2 thoughts on “Symposium Book Club – Summary of Michelle LeBaron’s Articles About Culture and Negotiation Theory”

  1. Thanks, Jon.

    The Theatre of the Oppressed exercises can be great. The name comes from liberation struggles in Latin America but the exercises don’t necessarily deal with oppression as such. When I taught a negotiation and mediation course, a colleague in our Theater Department would lead the class in a series of these exercises, which were very powerful.
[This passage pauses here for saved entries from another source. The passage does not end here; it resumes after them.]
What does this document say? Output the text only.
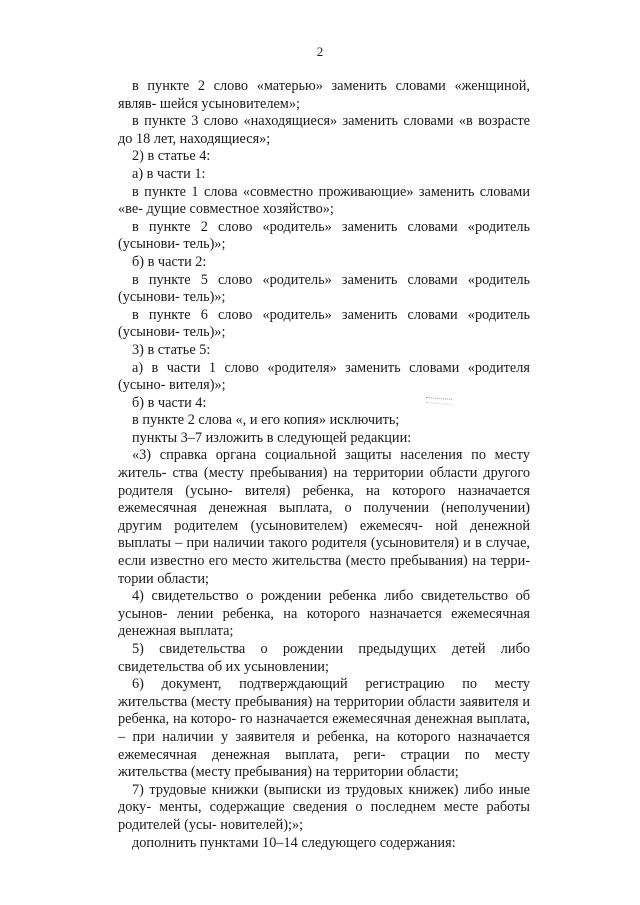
2

в пункте 2 слово «матерью» заменить словами «женщиной, являв- шейся усыновителем»;

в пункте 3 слово «находящиеся» заменить словами «в возрасте до 18 лет, находящиеся»;

2) в статье 4:

а) в части 1:

в пункте 1 слова «совместно проживающие» заменить словами «ве- дущие совместное хозяйство»;

в пункте 2 слово «родитель» заменить словами «родитель (усынови- тель)»;

б) в части 2:

в пункте 5 слово «родитель» заменить словами «родитель (усынови- тель)»;

в пункте 6 слово «родитель» заменить словами «родитель (усынови- тель)»;

3) в статье 5:

а) в части 1 слово «родителя» заменить словами «родителя (усыно- вителя)»;

б) в части 4:

в пункте 2 слова «, и его копия» исключить;

пункты 3–7 изложить в следующей редакции:

«3) справка органа социальной защиты населения по месту житель- ства (месту пребывания) на территории области другого родителя (усыно- вителя) ребенка, на которого назначается ежемесячная денежная выплата, о получении (неполучении) другим родителем (усыновителем) ежемесяч- ной денежной выплаты – при наличии такого родителя (усыновителя) и в случае, если известно его место жительства (место пребывания) на терри- тории области;

4) свидетельство о рождении ребенка либо свидетельство об усынов- лении ребенка, на которого назначается ежемесячная денежная выплата;

5) свидетельства о рождении предыдущих детей либо свидетельства об их усыновлении;

6) документ, подтверждающий регистрацию по месту жительства (месту пребывания) на территории области заявителя и ребенка, на которо- го назначается ежемесячная денежная выплата, – при наличии у заявителя и ребенка, на которого назначается ежемесячная денежная выплата, реги- страции по месту жительства (месту пребывания) на территории области;

7) трудовые книжки (выписки из трудовых книжек) либо иные доку- менты, содержащие сведения о последнем месте работы родителей (усы- новителей);»;

дополнить пунктами 10–14 следующего содержания:
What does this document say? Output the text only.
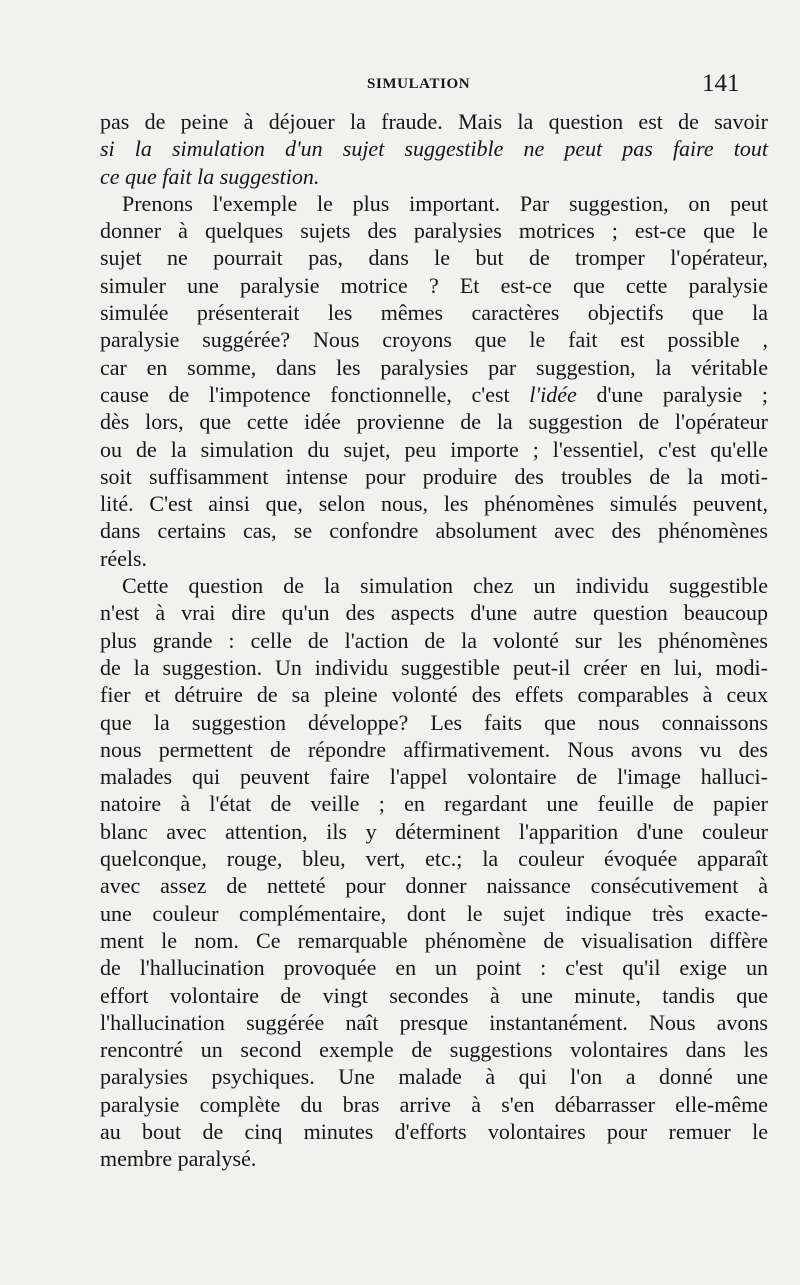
SIMULATION	141
pas de peine à déjouer la fraude. Mais la question est de savoir
si la simulation d'un sujet suggestible ne peut pas faire tout
ce que fait la suggestion.
Prenons l'exemple le plus important. Par suggestion, on peut
donner à quelques sujets des paralysies motrices ; est-ce que le
sujet ne pourrait pas, dans le but de tromper l'opérateur,
simuler une paralysie motrice ? Et est-ce que cette paralysie
simulée présenterait les mêmes caractères objectifs que la
paralysie suggérée? Nous croyons que le fait est possible ,
car en somme, dans les paralysies par suggestion, la véritable
cause de l'impotence fonctionnelle, c'est l'idée d'une paralysie ;
dès lors, que cette idée provienne de la suggestion de l'opérateur
ou de la simulation du sujet, peu importe ; l'essentiel, c'est qu'elle
soit suffisamment intense pour produire des troubles de la moti-
lité. C'est ainsi que, selon nous, les phénomènes simulés peuvent,
dans certains cas, se confondre absolument avec des phénomènes
réels.
Cette question de la simulation chez un individu suggestible
n'est à vrai dire qu'un des aspects d'une autre question beaucoup
plus grande : celle de l'action de la volonté sur les phénomènes
de la suggestion. Un individu suggestible peut-il créer en lui, modi-
fier et détruire de sa pleine volonté des effets comparables à ceux
que la suggestion développe? Les faits que nous connaissons
nous permettent de répondre affirmativement. Nous avons vu des
malades qui peuvent faire l'appel volontaire de l'image halluci-
natoire à l'état de veille ; en regardant une feuille de papier
blanc avec attention, ils y déterminent l'apparition d'une couleur
quelconque, rouge, bleu, vert, etc.; la couleur évoquée apparaît
avec assez de netteté pour donner naissance consécutivement à
une couleur complémentaire, dont le sujet indique très exacte-
ment le nom. Ce remarquable phénomène de visualisation diffère
de l'hallucination provoquée en un point : c'est qu'il exige un
effort volontaire de vingt secondes à une minute, tandis que
l'hallucination suggérée naît presque instantanément. Nous avons
rencontré un second exemple de suggestions volontaires dans les
paralysies psychiques. Une malade à qui l'on a donné une
paralysie complète du bras arrive à s'en débarrasser elle-même
au bout de cinq minutes d'efforts volontaires pour remuer le
membre paralysé.
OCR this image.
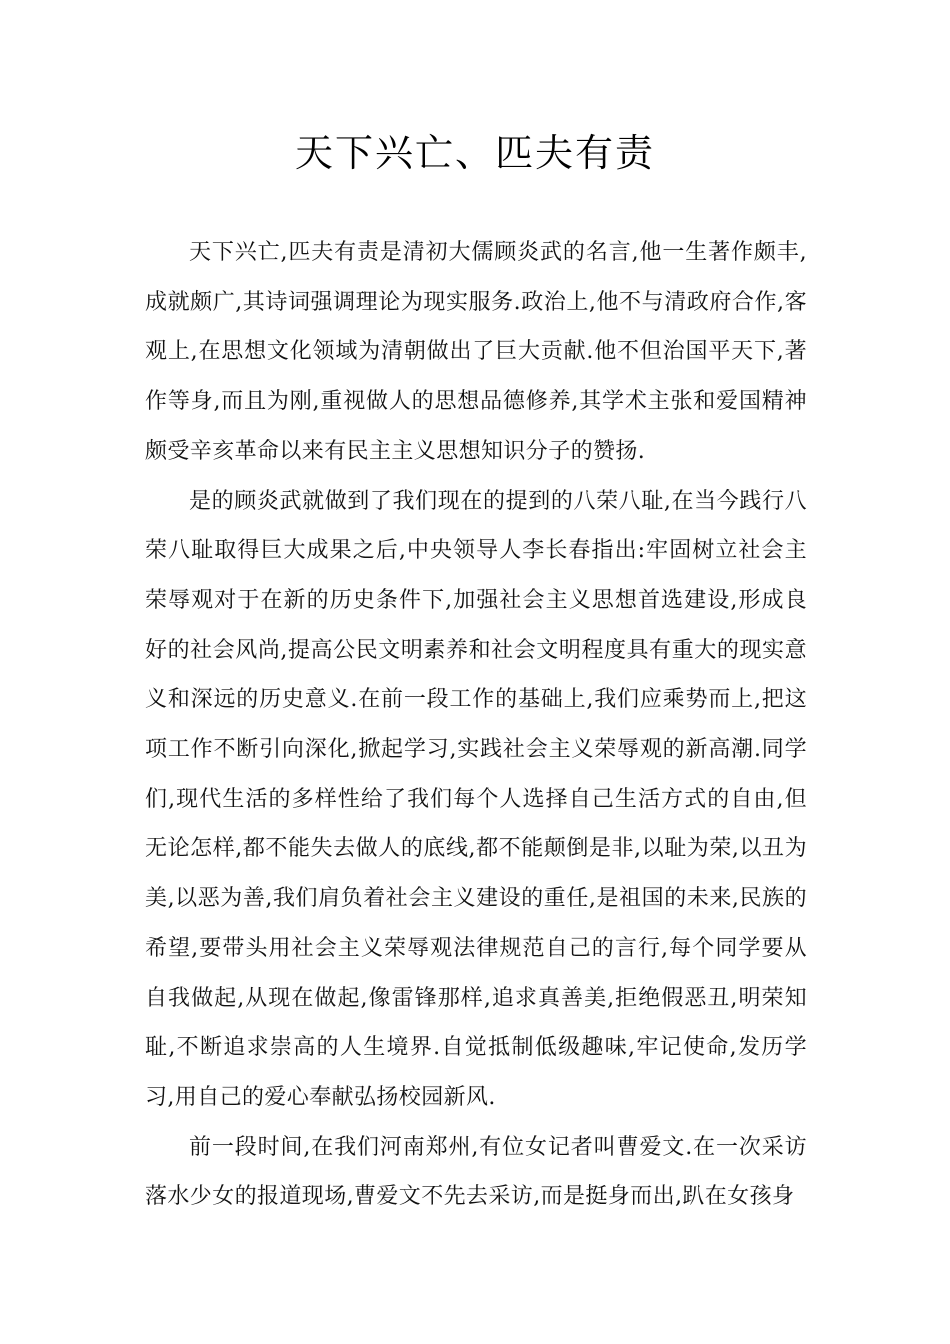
天下兴亡、匹夫有责

天下兴亡,匹夫有责是清初大儒顾炎武的名言,他一生著作颇丰,成就颇广,其诗词强调理论为现实服务.政治上,他不与清政府合作,客观上,在思想文化领域为清朝做出了巨大贡献.他不但治国平天下,著作等身,而且为刚,重视做人的思想品德修养,其学术主张和爱国精神颇受辛亥革命以来有民主主义思想知识分子的赞扬.

是的顾炎武就做到了我们现在的提到的八荣八耻,在当今践行八荣八耻取得巨大成果之后,中央领导人李长春指出:牢固树立社会主荣辱观对于在新的历史条件下,加强社会主义思想首选建设,形成良好的社会风尚,提高公民文明素养和社会文明程度具有重大的现实意义和深远的历史意义.在前一段工作的基础上,我们应乘势而上,把这项工作不断引向深化,掀起学习,实践社会主义荣辱观的新高潮.同学们,现代生活的多样性给了我们每个人选择自己生活方式的自由,但无论怎样,都不能失去做人的底线,都不能颠倒是非,以耻为荣,以丑为美,以恶为善,我们肩负着社会主义建设的重任,是祖国的未来,民族的希望,要带头用社会主义荣辱观法律规范自己的言行,每个同学要从自我做起,从现在做起,像雷锋那样,追求真善美,拒绝假恶丑,明荣知耻,不断追求崇高的人生境界.自觉抵制低级趣味,牢记使命,发历学习,用自己的爱心奉献弘扬校园新风.

前一段时间,在我们河南郑州,有位女记者叫曹爱文.在一次采访落水少女的报道现场,曹爱文不先去采访,而是挺身而出,趴在女孩身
  2. A number of years ago Lela Love taught me a conflict understanding exercise from Augusto Boal (Theatre of the Oppressed) that had mediation trainees “sculpt” pairs of their fellow trainees into depictions of conflict, depictions of resolution and depictions of the process of moving from the former to the latter. Great exercise. Also Lande’s summary brings to mind Steven Pinker’s argument in Better Angels that the invention and spread of narrative fiction in the last two to three hundred years has been a contributing factor to the overall reduction in violence because it increases our facility with perspective taking.